4.7.13

L'esistenza applicata

Avevo vent'anni. Non permetterò a nessuno di dire che questa è la più bella età della vita.


A vent'anni io andavo per locali da solo,
cercando il piacere e provando solo vergogna.

A ventidue vegliavo con la televisione,
provando ad ingannare il tempo necessario a scordarmi di un amore.

A ventiquattro mi tiravo dietro tutta l'astiosa delusione famigliare,
uscendo con gente cui non importava di sé, credo, molto più che di me.

A ventisei ero uno di quegli inutili, tardi laureati 
che ormai credevano solo nel buio e nell'alcool per sfogare la propria frustrazione,
espiare ogni loro illusione.

A ventotto il dio femmina aveva deciso di trovar qualcosa in me,
mentre imparavo quanto cara si paghi quel po' di euforica emozione
scambiata per felicità.

A trenta iniziavo a vivere già tra il passato 
ed un futuro sempre meno credibile, ma ancora atteso.

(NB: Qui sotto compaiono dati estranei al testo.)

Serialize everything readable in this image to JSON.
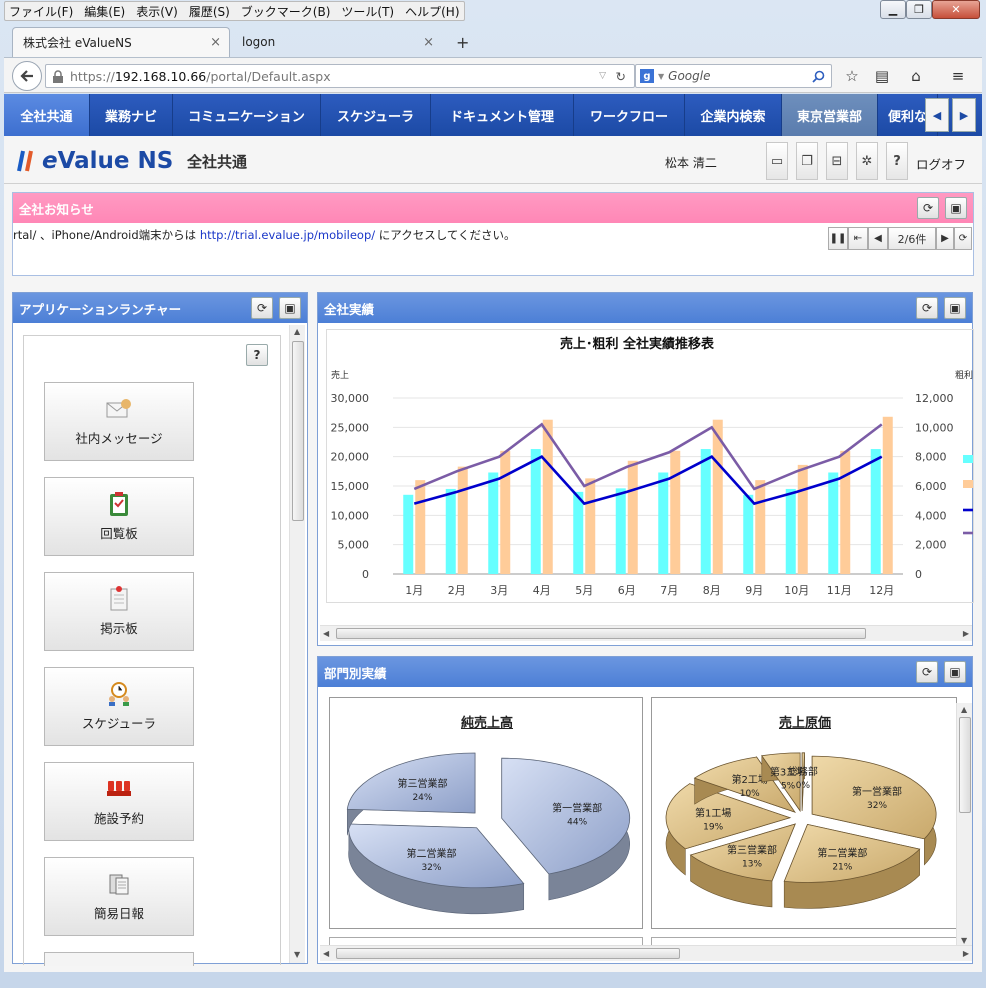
{
  "menu": [
    "ファイル(F)",
    "編集(E)",
    "表示(V)",
    "履歴(S)",
    "ブックマーク(B)",
    "ツール(T)",
    "ヘルプ(H)"
  ],
  "tabs": [
    {
      "label": "株式会社 eValueNS"
    },
    {
      "label": "logon"
    }
  ],
  "tab_close": "×",
  "tab_new": "+",
  "url": {
    "scheme": "https://",
    "host": "192.168.10.66",
    "path": "/portal/Default.aspx"
  },
  "search_placeholder": "Google",
  "app_nav": [
    "全社共通",
    "業務ナビ",
    "コミュニケーション",
    "スケジューラ",
    "ドキュメント管理",
    "ワークフロー",
    "企業内検索",
    "東京営業部",
    "便利な"
  ],
  "logo": {
    "prefix": "e",
    "main": "Value NS"
  },
  "header": {
    "title": "全社共通",
    "user": "松本 清二",
    "logout": "ログオフ",
    "help": "?"
  },
  "notice": {
    "title": "全社お知らせ",
    "text_pre": "rtal/ 、iPhone/Android端末からは ",
    "link": "http://trial.evalue.jp/mobileop/",
    "text_post": " にアクセスしてください。",
    "counter": "2/6件"
  },
  "launcher": {
    "title": "アプリケーションランチャー",
    "help": "?",
    "apps": [
      "社内メッセージ",
      "回覧板",
      "掲示板",
      "スケジューラ",
      "施設予約",
      "簡易日報"
    ]
  },
  "results": {
    "title": "全社実績"
  },
  "dept": {
    "title": "部門別実績"
  },
  "colors": {
    "nav": "#1c4aa5",
    "panel_title": "#4c7fd6",
    "notice_title": "#ff87b6",
    "bar_sales": "#66ffff",
    "bar_profit": "#ffcc99",
    "line_sales": "#0000cc",
    "line_profit": "#7b5ca6"
  },
  "chart_data": [
    {
      "type": "bar",
      "title": "売上･粗利 全社実績推移表",
      "ylabel": "売上",
      "y2label": "粗利",
      "categories": [
        "1月",
        "2月",
        "3月",
        "4月",
        "5月",
        "6月",
        "7月",
        "8月",
        "9月",
        "10月",
        "11月",
        "12月"
      ],
      "ylim": [
        0,
        30000
      ],
      "y2lim": [
        0,
        12000
      ],
      "yticks": [
        "30,000",
        "25,000",
        "20,000",
        "15,000",
        "10,000",
        "5,000",
        "0"
      ],
      "y2ticks": [
        "12,000",
        "10,000",
        "8,000",
        "6,000",
        "4,000",
        "2,000",
        "0"
      ],
      "series": [
        {
          "values": [
            13500,
            14500,
            17300,
            21300,
            14000,
            14600,
            17300,
            21300,
            13500,
            14500,
            17300,
            21300
          ]
        },
        {
          "values": [
            16000,
            18300,
            21000,
            26300,
            16300,
            19300,
            21000,
            26300,
            16000,
            18600,
            21000,
            26800
          ]
        },
        {
          "values": [
            4800,
            5600,
            6500,
            8000,
            4800,
            5600,
            6500,
            8000,
            4800,
            5600,
            6500,
            8000
          ]
        },
        {
          "values": [
            5800,
            7000,
            8000,
            10200,
            6000,
            7300,
            8300,
            10000,
            5800,
            7000,
            8000,
            10200
          ]
        }
      ],
      "grid": true
    },
    {
      "type": "pie",
      "title": "純売上高",
      "slices": [
        {
          "label": "第一営業部",
          "value": 44
        },
        {
          "label": "第二営業部",
          "value": 32
        },
        {
          "label": "第三営業部",
          "value": 24
        }
      ]
    },
    {
      "type": "pie",
      "title": "売上原価",
      "slices": [
        {
          "label": "第一営業部",
          "value": 32
        },
        {
          "label": "第二営業部",
          "value": 21
        },
        {
          "label": "第三営業部",
          "value": 13
        },
        {
          "label": "第1工場",
          "value": 19
        },
        {
          "label": "第2工場",
          "value": 10
        },
        {
          "label": "第3工場",
          "value": 5
        },
        {
          "label": "総務部",
          "value": 0
        }
      ]
    }
  ]
}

A trentadue incontravo il primo amore 
che si lasciasse raggiungere, non solo inseguire:
nell'altrui rischio preso, il proprio coraggio riflesso, 
trovato qui e adesso... In ogni passo puro terrore, 
in ogni respiro rarefazione da sommità mai esplorate;
nella lucida prospettiva che tutto è in gioco, che questa dev'essere la vita.

A trentacinque, se proprio devo, mi capita di voltarmi
e di restare senza parole, in un silenzio che vorrei di pudore,
alla domanda, indolente come l'accidia che la muove, 
'Ma non rimpiangi la tua giovinezza?'
... Ed è poi lì, in quella retorica molle e cadente, 
che trovo vera consolazione per non aver mai avuto vent'anni. 
O almeno, non quelli degli altri.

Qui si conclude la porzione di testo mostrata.